Dispatch from London and Team USA 2013
Tuesday’s opening negotiations saw a number of imperative international issues discussed amongst the working groups, with the defense committee beginning to deliberate nuclear non-proliferation, disarmament and national sanctions. Language describing a need for bilateral and multilateral agreements for progressive and collective nuclear disarmament was agreed upon early on in discussions, with the U.S. refining the wording to extend to only established and sovereign nation-states, excluding rogue actors or national groups.
All present in the defense committee agreed also upon the long-term monitoring power and oversight of the International Atomic Energy Agency of the Non-Proliferation Treaty of 1970.
In the foreign affairs committee, delegates discussed political stabilization in Mali and options for arming or engaging the Tuareg rebels. The U.S. touched on the need for long-term stability and security along with independent monitoring of the July 28 presidential election.
“Whether we’re specifying PR campaigns or journalism, we don’t have an understanding as to what the new Malian government will need until after the election,” said Alex Haber, the U.S. foreign affairs delegate, in committee. “It can be anything ranging from grass-roots organizing to publicly disseminated information campaigns, we can’t know exactly… We need to focus on the actual election process.”
Others, like Germany and Argentina, were concerned with the need for the rebels and the Malian government in Bamako to engage in talks aimed at political reconciliation.
“The process of democracy is so important in Mali. Argentina celebrates this process, because it’s the basis of other states and our own. Elections are essential,” said Sofia Archaval Lastra, the Argentinian foreign affairs delegate. She indicated that Argentina had no intention of arming the government or allowing a dictatorship to form in absence of a stable government.
Forestry and agricultural exports were discussed in the energy and climate change committee during opening negotiations, but in the afternoon talk turned to worldwide water shortages and sanitation issues. The delegates unanimously agreed that standards should be set regarding the management and treatment of waste water, regulations put in place to protect natural water resources, research initiatives fostering technological developments to combat water scarcity should be supported, and water for agricultural and industrial use ought to be appropriately priced.
During the final topic of the day in the justice committee, the wide-ranging issue of corruption took center stage. The European Union favored providing amnesty and protection to whistle-blowers, creating a legally binding apparatus to protect them from charges of breach of contract or high treason.

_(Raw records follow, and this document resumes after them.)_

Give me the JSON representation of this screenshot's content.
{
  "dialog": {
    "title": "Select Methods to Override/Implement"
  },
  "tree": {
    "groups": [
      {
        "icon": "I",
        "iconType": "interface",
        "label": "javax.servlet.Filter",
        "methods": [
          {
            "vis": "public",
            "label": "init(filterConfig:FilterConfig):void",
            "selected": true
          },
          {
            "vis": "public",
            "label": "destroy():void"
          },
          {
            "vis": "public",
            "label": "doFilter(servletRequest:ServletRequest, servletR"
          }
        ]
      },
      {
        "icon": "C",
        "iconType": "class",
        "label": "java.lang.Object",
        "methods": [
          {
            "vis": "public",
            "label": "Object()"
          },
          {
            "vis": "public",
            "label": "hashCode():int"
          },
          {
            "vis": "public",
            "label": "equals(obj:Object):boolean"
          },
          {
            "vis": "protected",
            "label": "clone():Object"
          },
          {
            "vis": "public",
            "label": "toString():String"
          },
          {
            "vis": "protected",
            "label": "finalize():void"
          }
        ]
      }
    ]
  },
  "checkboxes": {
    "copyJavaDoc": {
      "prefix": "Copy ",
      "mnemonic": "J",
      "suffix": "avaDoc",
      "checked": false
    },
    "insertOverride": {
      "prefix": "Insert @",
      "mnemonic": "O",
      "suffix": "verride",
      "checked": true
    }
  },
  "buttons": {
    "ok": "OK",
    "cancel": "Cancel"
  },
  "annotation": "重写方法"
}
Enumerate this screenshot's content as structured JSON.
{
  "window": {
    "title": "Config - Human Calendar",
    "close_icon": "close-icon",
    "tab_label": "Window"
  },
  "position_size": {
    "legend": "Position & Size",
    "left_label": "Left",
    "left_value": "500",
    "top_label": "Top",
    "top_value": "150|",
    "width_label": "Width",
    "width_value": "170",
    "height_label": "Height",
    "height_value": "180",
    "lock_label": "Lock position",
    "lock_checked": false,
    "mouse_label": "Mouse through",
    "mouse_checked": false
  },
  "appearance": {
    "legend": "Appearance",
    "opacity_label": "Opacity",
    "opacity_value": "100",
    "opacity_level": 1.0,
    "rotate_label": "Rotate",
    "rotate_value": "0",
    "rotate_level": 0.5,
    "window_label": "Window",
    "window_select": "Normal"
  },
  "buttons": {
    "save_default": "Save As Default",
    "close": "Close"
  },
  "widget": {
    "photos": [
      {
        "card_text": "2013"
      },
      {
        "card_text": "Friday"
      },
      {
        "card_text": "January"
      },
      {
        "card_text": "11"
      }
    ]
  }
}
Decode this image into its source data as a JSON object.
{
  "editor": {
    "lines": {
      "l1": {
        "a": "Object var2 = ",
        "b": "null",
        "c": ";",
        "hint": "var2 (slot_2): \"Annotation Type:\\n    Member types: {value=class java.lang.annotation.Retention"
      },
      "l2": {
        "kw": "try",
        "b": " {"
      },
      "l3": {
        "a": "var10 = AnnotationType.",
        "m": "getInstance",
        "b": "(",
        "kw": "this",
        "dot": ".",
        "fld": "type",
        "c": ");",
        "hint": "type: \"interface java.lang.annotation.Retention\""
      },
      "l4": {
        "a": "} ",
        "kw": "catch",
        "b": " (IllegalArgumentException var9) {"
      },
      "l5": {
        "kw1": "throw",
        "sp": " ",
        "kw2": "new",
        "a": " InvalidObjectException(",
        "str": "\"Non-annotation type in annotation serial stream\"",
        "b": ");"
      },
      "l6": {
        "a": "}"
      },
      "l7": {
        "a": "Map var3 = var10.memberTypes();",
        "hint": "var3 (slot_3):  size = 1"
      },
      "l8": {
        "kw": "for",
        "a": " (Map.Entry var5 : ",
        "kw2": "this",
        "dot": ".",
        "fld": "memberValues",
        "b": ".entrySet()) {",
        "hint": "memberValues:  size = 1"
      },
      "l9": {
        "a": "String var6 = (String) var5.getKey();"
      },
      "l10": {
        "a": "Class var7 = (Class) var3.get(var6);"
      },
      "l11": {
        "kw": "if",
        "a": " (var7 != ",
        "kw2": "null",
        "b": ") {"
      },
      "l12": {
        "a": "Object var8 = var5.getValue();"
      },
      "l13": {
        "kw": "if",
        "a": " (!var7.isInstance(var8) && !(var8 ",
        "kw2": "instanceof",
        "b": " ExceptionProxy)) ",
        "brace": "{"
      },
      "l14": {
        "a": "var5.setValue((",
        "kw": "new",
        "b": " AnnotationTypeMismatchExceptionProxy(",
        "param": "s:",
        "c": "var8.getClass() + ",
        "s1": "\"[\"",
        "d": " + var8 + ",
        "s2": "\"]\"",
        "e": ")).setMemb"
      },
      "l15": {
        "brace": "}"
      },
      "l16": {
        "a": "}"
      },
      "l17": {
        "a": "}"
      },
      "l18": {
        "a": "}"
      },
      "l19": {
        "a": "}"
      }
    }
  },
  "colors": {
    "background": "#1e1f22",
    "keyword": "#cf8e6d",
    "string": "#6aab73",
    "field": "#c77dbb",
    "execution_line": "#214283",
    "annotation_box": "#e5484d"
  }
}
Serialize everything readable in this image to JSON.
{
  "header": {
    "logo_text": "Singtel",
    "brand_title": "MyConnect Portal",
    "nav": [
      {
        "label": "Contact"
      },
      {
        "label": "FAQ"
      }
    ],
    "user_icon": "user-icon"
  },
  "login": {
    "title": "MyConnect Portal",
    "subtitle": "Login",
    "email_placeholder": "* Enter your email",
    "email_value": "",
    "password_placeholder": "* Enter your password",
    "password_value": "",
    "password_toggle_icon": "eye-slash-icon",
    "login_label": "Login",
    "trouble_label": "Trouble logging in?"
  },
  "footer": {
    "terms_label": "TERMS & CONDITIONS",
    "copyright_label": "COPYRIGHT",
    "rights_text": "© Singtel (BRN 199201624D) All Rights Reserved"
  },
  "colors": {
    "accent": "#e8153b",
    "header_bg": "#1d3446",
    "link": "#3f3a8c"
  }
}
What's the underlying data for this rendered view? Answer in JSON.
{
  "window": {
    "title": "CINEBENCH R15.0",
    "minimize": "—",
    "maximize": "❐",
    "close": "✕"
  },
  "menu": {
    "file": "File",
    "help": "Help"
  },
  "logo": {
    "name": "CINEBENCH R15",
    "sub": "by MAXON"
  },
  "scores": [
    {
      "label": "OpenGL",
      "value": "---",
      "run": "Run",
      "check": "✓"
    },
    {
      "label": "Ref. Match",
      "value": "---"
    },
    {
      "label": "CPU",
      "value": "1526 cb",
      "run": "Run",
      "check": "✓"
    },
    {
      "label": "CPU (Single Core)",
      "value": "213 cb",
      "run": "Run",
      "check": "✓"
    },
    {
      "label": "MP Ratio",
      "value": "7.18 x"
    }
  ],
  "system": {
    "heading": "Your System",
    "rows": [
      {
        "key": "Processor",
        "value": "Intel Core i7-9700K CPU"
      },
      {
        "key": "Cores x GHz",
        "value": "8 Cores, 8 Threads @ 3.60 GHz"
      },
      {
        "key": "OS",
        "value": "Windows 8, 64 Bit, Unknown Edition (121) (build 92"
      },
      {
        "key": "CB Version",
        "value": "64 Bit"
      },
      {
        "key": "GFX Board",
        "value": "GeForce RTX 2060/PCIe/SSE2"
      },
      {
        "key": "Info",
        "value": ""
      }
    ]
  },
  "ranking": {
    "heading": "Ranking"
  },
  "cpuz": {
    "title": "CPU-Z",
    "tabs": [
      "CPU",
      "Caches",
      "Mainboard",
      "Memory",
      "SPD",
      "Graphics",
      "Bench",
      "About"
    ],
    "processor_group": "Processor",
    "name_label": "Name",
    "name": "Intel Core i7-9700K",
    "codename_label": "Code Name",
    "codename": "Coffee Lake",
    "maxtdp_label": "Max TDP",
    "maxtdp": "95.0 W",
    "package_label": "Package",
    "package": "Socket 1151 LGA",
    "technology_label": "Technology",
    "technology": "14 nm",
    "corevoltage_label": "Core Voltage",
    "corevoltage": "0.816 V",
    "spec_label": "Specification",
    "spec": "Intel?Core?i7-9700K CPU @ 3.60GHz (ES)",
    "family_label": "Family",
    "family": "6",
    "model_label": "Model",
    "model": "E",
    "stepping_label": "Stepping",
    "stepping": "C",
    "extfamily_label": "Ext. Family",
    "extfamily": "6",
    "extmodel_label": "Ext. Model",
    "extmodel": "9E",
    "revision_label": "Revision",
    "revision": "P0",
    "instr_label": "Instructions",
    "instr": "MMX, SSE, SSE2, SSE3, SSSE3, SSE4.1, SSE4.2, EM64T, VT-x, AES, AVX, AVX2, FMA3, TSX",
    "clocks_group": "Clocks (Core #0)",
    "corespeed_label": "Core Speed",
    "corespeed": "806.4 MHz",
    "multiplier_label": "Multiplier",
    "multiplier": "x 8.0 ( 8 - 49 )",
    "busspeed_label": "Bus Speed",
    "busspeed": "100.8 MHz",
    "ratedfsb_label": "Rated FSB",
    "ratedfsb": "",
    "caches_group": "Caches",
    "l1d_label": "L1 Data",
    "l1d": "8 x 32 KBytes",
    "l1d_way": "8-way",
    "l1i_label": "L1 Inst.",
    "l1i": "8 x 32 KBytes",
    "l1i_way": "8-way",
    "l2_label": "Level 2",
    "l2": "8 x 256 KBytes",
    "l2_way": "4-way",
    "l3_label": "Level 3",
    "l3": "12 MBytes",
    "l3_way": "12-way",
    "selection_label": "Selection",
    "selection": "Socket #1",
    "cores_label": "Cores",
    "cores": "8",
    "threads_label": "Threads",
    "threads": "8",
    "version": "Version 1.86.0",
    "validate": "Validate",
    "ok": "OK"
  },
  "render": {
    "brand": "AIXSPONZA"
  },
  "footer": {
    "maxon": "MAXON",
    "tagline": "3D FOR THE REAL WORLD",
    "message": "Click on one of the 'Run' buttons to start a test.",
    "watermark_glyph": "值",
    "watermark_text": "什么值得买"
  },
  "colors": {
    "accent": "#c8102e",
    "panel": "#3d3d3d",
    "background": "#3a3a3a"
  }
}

The U.S. did not agree with this proposition, and Canada expressed dissent.
“There’s a difference between a whistle-blower revealing something to the media, which could have national security repercussions, and revealing something to a judicial body that can make a critical assessment about the threat level,” said U.S. Attorney General Dane Shikman, delegate to the defense committee. “On one hand, to hold governments accountable, if you don’t say anything, they won’t hear anything.”
However, he added, the recent information leak in the U.S. exemplifies the problems raised nationally and diplomatically when whistle-blowers ignore national security interests. If nations had “a system where a court could issue an injunction against a government,” which many of the countries present in the committee currently use, it “could potentially mitigate national security risks and give whistle-blowers another option besides going to the media,” said Shikman.
For their final issue of discussion on the first day, the defense committee discussed the security issues and disarmament issues involved with the People’s Democratic Republic of Korea, or North Korea.
“North Korea has engaged in similar tactics for much of the last decade. They’ve attempted to divide the other five countries in the six-party talks, and they alternate between provocations and calls for renewed negotiations,” said the U.S. Secretary of State Yevgen Sautin, the delegate to the defense committee. “The international community must be firm in demanding North Korea give up its nuclear weapons before any kind of lasting agreement on the security of the Korean peninsula can be achieved.”
Deliberations came to a close for the day at 5 p.m., with delegates from each nation meeting to review the day’s discussions and prepare notes for the second day of the summit. Each committee is hoped to have completed a written policy prescription for the first major issue discussed this morning and afternoon, with the second major issue on the committee agenda up for deliberation tomorrow.